In Alabama, the tax treatment of same-sex couples remained unclear. The Alabama Constitution banned same-sex marriage; however, that ban was struck down in 2015 in Strawser v. Strange. Alabama's prohibition on recognizing out-of-state marriages of lesbian or gay couples was also struck down in Searcy v. Strange. Following those court decisions, some Alabama jurisdictions began issuing same-sex marriage licenses while others refused. The Alabama Supreme Court subsequently compounded the confusion by prohibiting the state from issuing such licenses.
At the federal level, same-sex couples are considered legally married following the Supreme Court's ruling that Section 3 of DOMA was unconstitutional. Previously, those couples were required to file federal tax returns as unmarried individuals. Under the new framework, the federal government does not distinguish between same-sex marriages and opposite-sex marriages.
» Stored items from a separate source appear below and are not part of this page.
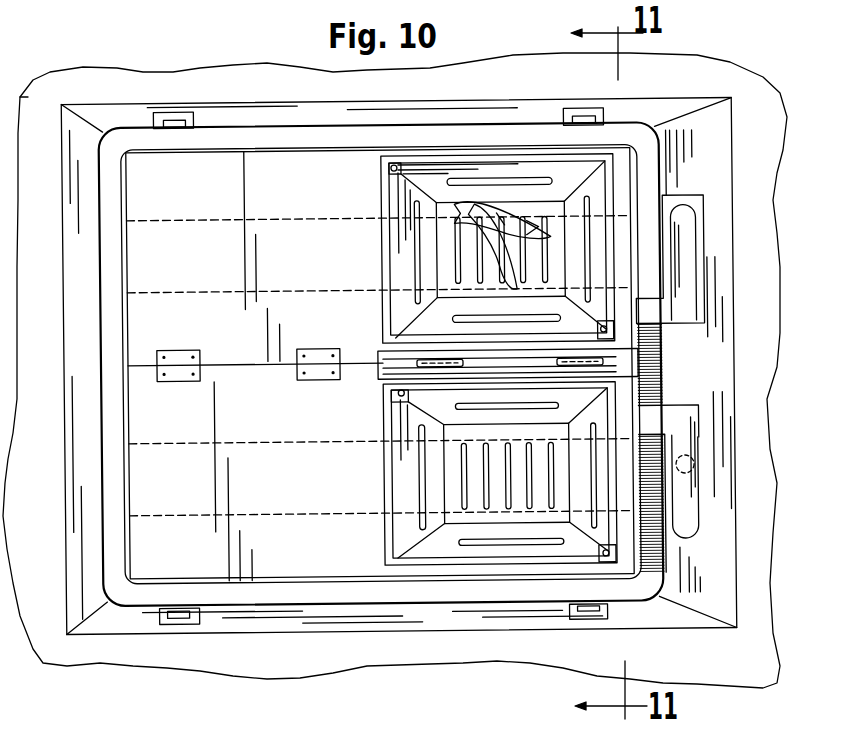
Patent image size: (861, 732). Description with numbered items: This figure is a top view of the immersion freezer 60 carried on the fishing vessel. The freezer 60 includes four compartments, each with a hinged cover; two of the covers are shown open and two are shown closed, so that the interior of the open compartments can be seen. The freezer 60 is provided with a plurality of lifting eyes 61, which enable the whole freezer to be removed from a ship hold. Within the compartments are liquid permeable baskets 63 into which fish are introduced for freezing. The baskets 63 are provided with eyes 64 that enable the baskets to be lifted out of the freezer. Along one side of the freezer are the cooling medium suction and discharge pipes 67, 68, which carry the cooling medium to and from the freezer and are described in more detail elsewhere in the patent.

The freezer 60 is at (250, 82).
The lifting eyes 61 is at (167, 112).
The liquid permeable baskets 63 is at (498, 170).
The eyes 64 is at (396, 164).
The cooling medium suction pipe 67 is at (700, 501).
The cooling medium discharge pipe 68 is at (682, 232).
The federal government therefore treats the taxes of same-sex married couples the same way it treats those of opposite-sex married couples. Following Windsor, the federal government has allowed same-sex couples to file tax returns using either the married-filing-jointly or married-filing-separately option. These filing choices affect applicable tax deductions and tax rates. For same-sex couples living in states that do not recognize their marriage, the IRS has provided guidance to address their situation: couples may file as married at the federal level, or they may allow the state in which they reside to determine their marital status under state law (IRS, 2014).
"Mueller, Merrill, and Gill tax court cases reviewed"
The tax issues of same-sex partners had been controversial for more than two decades in the United States because the federal government refused to recognize same-sex marriages. The Clinton administration formalized that non-recognition by signing DOMA into law in 1996. The law defined marriage as a union between a man and a woman serving as husband and wife, which caused the IRS to deny same-sex partners the ability to jointly file taxes or claim tax credits as a married couple.